Au plus profond des rêves les spasmes du réel s’imposent au dormeur paisible. Dans la pénombre, un homme, une femme, un hybride ? Ha ! Ha ! Ha ! En y regardant de plus près, du fin fond de la texture émergent des outres, des crânes et des machines. Le tout compose une danse lascive sur musique basse, funk et désuète. Fragile comme les spasmes qui nous agitent tels des insectes dont l’envol aurait été empêché, une danse onirique où grimace la mort – fuck her ! Une danse mystérieuse et protéiforme que révèle l’idole. Une femme sacrée, dans le bruit et le silence s’impose, elle en impose depuis la Chine jusqu’en Amérique latine.

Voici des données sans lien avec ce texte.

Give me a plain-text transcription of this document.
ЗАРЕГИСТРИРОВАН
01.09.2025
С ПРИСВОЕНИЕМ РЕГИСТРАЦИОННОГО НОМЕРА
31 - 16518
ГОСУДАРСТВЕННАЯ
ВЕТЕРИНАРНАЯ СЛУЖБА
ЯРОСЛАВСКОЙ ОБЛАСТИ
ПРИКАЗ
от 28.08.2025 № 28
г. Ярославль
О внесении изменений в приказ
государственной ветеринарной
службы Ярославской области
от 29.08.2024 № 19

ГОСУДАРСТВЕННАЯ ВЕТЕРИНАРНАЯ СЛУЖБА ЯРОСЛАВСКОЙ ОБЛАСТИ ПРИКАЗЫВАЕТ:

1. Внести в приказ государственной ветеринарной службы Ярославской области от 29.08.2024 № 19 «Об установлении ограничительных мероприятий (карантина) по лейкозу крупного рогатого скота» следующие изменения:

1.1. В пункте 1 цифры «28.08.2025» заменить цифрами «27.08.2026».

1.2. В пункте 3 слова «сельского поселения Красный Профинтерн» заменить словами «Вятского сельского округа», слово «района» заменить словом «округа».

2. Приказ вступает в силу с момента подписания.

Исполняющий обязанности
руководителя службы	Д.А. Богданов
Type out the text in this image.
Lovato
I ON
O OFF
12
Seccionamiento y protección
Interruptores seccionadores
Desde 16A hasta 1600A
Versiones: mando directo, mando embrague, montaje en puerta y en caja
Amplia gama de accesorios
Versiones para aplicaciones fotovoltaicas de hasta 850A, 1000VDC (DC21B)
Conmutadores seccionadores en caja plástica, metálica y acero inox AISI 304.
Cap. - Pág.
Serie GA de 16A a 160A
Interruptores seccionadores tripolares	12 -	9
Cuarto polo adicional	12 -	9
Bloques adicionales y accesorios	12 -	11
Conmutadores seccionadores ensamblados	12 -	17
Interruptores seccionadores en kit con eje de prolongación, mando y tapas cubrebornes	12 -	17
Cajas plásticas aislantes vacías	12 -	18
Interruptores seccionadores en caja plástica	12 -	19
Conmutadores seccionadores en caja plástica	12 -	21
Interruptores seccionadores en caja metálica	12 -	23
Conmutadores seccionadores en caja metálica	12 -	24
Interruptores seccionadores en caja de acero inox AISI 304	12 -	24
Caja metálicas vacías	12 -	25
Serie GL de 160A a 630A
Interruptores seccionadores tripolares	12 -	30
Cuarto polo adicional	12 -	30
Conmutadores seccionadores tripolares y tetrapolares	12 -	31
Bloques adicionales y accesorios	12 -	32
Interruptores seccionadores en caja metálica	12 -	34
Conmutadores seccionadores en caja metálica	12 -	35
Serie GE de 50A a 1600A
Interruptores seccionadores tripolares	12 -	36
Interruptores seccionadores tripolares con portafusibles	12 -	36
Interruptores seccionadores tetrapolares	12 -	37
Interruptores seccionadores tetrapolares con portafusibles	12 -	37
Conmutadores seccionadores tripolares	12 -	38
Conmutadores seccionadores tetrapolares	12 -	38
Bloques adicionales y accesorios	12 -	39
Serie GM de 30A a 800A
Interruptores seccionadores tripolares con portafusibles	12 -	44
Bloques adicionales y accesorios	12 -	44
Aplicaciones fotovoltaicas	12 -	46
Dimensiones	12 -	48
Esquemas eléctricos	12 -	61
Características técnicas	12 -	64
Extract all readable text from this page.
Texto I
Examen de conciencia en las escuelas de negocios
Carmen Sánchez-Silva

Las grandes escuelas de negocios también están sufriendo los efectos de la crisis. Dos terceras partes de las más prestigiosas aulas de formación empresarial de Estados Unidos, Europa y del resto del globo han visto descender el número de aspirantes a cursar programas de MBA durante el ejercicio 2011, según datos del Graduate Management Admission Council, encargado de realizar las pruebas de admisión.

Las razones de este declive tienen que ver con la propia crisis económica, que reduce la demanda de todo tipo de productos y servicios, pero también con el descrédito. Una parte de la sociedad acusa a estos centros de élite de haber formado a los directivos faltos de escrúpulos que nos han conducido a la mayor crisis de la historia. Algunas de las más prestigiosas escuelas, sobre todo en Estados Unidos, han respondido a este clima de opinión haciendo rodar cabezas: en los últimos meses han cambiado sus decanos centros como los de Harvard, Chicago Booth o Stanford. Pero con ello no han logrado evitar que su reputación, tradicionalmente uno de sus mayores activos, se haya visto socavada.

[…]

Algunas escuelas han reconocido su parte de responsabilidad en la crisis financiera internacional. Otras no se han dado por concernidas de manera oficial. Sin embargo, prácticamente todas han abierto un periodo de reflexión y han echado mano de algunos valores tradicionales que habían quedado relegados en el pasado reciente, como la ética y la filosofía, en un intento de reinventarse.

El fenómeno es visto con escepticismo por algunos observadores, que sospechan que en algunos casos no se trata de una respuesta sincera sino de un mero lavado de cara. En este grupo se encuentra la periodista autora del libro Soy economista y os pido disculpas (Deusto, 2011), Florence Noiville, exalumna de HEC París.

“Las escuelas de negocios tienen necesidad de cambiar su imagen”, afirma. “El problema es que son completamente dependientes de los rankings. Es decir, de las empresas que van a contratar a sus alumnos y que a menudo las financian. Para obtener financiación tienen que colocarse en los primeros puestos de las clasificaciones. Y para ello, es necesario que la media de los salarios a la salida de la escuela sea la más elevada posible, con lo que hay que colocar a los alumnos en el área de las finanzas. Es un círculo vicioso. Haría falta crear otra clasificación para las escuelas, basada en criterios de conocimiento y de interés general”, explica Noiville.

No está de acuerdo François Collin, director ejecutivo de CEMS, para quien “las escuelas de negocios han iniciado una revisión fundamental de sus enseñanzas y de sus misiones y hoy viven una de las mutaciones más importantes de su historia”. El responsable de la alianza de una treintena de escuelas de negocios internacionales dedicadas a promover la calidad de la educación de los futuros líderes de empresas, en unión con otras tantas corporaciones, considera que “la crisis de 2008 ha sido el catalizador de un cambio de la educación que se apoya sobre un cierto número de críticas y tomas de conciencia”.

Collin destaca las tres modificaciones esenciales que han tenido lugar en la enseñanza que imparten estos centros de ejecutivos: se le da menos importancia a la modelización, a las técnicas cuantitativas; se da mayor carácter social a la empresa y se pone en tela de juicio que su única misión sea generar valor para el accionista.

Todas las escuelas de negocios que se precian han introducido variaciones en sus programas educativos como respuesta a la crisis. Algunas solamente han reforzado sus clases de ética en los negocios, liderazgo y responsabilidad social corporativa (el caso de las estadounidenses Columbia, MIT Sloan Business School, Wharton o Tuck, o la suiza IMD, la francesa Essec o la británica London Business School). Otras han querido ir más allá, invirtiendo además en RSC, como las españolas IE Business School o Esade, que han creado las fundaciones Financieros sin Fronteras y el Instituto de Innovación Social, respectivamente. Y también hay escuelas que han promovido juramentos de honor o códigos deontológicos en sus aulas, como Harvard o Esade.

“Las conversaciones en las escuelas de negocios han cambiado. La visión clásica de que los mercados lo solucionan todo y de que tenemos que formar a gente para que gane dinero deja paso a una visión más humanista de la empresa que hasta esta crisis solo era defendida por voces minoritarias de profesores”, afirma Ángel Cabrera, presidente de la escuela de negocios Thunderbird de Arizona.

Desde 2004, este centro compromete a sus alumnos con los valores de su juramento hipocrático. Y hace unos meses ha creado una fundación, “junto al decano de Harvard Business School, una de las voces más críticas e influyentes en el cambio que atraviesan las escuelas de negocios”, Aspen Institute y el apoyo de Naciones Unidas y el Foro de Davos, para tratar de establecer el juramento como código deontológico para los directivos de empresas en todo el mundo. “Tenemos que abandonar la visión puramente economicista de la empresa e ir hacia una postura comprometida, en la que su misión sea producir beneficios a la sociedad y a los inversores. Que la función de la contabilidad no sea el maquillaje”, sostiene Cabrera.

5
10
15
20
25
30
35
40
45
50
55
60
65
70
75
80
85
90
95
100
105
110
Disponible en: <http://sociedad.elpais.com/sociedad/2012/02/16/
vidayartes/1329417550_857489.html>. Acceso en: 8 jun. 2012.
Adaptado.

On raconte qu’avant d’être en mouvement sur terre, ses tentacules s’enroulaient autour des vagues puis ses griffes auraient creusé le sol sous les continents. On raconte tant de choses. L’avers et l’envers. On ne raconte plus. Le clair et le vide sont-ils aventure ? Illusion ?

À quand les étiquettes fixées sur le monde, à quand les couleurs sur la réalité ? Le dormeur esquisse un étirement, il recouvre la mémoire et il souffle. Sommeil, dit-il. Éveil, dit-il. Illumination, dit-il.